On Thursday Former Democratic National Committee Chairman Joe Andrew announced he has switched his allegiance from Hillary Clinton to Barack Obama and is encouraged fellow superdelegates to make their choice for a nominee soon. (AP Photo) On Friday some folks did. With former DNC Chairs for Clinton sending a letter of support for Hillary Clinton, writing in the letter:
"Those of us who support Hillary Clinton for president do so with the knowledge that she, just like us, has dedicated her life to improving the standard of living for others, and she has worked to make our Party the strong force that it is today. Her values are our Party’s values. Her record of fiscal prudence is matched by her commitment to social responsibility. Her accomplishments in the area of strengthening America’s security are a matter of public record.
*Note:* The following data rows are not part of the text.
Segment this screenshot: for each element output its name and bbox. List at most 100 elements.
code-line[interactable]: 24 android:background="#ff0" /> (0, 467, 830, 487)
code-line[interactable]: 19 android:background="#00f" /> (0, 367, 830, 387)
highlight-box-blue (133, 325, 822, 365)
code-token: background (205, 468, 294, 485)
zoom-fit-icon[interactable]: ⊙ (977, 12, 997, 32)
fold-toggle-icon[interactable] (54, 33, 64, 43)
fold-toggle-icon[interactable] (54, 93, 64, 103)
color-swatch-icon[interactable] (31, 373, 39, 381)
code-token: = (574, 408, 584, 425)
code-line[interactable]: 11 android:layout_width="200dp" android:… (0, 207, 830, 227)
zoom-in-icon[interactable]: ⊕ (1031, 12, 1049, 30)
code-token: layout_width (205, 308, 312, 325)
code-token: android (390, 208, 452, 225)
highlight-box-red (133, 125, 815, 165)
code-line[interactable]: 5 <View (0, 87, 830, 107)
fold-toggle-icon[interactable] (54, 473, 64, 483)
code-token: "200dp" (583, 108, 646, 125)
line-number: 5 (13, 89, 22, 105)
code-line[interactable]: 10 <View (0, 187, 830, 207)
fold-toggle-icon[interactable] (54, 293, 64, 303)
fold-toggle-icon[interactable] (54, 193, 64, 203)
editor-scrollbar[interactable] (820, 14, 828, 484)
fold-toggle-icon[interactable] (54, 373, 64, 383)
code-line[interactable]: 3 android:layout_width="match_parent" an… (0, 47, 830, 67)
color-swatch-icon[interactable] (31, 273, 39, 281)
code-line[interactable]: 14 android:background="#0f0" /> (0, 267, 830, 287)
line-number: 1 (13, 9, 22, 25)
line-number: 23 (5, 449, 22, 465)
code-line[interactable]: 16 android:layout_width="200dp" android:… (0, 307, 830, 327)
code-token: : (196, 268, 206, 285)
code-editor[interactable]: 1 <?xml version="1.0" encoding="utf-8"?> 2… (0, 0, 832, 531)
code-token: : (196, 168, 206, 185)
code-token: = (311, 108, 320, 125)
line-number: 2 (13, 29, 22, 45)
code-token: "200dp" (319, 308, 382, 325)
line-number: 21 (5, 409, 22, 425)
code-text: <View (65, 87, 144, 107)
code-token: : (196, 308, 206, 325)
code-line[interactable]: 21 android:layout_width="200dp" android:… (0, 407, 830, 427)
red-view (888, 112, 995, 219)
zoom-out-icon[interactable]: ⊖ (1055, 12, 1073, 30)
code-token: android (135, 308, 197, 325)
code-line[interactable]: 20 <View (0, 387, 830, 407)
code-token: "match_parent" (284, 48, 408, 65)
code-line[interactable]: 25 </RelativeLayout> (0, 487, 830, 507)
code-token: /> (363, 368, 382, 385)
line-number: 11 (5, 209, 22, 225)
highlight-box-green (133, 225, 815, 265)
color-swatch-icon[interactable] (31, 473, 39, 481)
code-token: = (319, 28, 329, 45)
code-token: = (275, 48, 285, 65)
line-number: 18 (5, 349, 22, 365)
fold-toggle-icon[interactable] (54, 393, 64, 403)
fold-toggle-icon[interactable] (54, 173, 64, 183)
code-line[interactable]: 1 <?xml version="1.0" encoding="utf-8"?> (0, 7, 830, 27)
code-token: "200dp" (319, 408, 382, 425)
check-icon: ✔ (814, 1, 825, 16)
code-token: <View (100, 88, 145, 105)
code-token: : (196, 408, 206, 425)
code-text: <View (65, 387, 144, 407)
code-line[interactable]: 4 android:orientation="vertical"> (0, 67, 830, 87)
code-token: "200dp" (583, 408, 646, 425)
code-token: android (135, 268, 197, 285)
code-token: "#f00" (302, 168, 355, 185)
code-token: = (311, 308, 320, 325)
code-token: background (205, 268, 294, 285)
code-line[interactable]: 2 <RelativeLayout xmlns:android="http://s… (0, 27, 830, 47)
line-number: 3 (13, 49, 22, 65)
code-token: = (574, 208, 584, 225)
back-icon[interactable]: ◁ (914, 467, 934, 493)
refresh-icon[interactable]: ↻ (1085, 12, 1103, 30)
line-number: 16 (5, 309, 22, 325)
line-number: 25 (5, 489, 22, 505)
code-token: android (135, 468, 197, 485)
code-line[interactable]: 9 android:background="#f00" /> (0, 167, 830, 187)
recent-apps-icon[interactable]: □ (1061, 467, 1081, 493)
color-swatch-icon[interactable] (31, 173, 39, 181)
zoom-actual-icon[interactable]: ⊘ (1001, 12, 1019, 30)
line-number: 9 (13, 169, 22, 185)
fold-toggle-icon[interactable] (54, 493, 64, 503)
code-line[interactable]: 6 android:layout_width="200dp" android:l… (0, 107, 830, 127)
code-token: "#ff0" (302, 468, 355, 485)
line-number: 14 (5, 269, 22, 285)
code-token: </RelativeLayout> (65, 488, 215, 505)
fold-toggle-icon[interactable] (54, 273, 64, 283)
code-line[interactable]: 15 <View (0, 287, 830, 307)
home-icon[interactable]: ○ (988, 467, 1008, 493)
Hillary has run one of the most formidable campaigns in the history of our Party. Her wins this primary season are significant – Arizona, Arkansas, California, Florida, Massachusetts, Michigan, Nevada, New Hampshire, New Jersey, New Mexico, New York, Ohio, Oklahoma, Pennsylvania, Rhode Island, Tennessee, Texas. Her base of support includes women, Hispanics, seniors, Catholics, middle and low income Americans, and rural, suburban and urban voters. That’s a formidable coalition tailor-made for victory in a November general election."AAPP: You notice any groups missing from the statement above? Ooops Black folks...
I guess black voters are not important to the Democrats? - For that matter to Hillary Clinton. Did you notice her base of support is not African Americans vs Baracks base of support in many states, has been broad, and includes, blacks, women, latinos, seniors, Catholics, middle and low income Americans, and rural, suburban and urban voters.
What are your thoughts? Is it a divided Democratic Party? Or should we all sit back and let Superdelegates do what Earl Ofari Hutchinson and other Clinton supporter types, would have us do. I guess my good brother Earl Ofari Hutchinson would have the Color of Change and his hundreds of thousands of members to "sit on the back of the bus like good negroes, and not engage in the Democratic process of discussion and debate."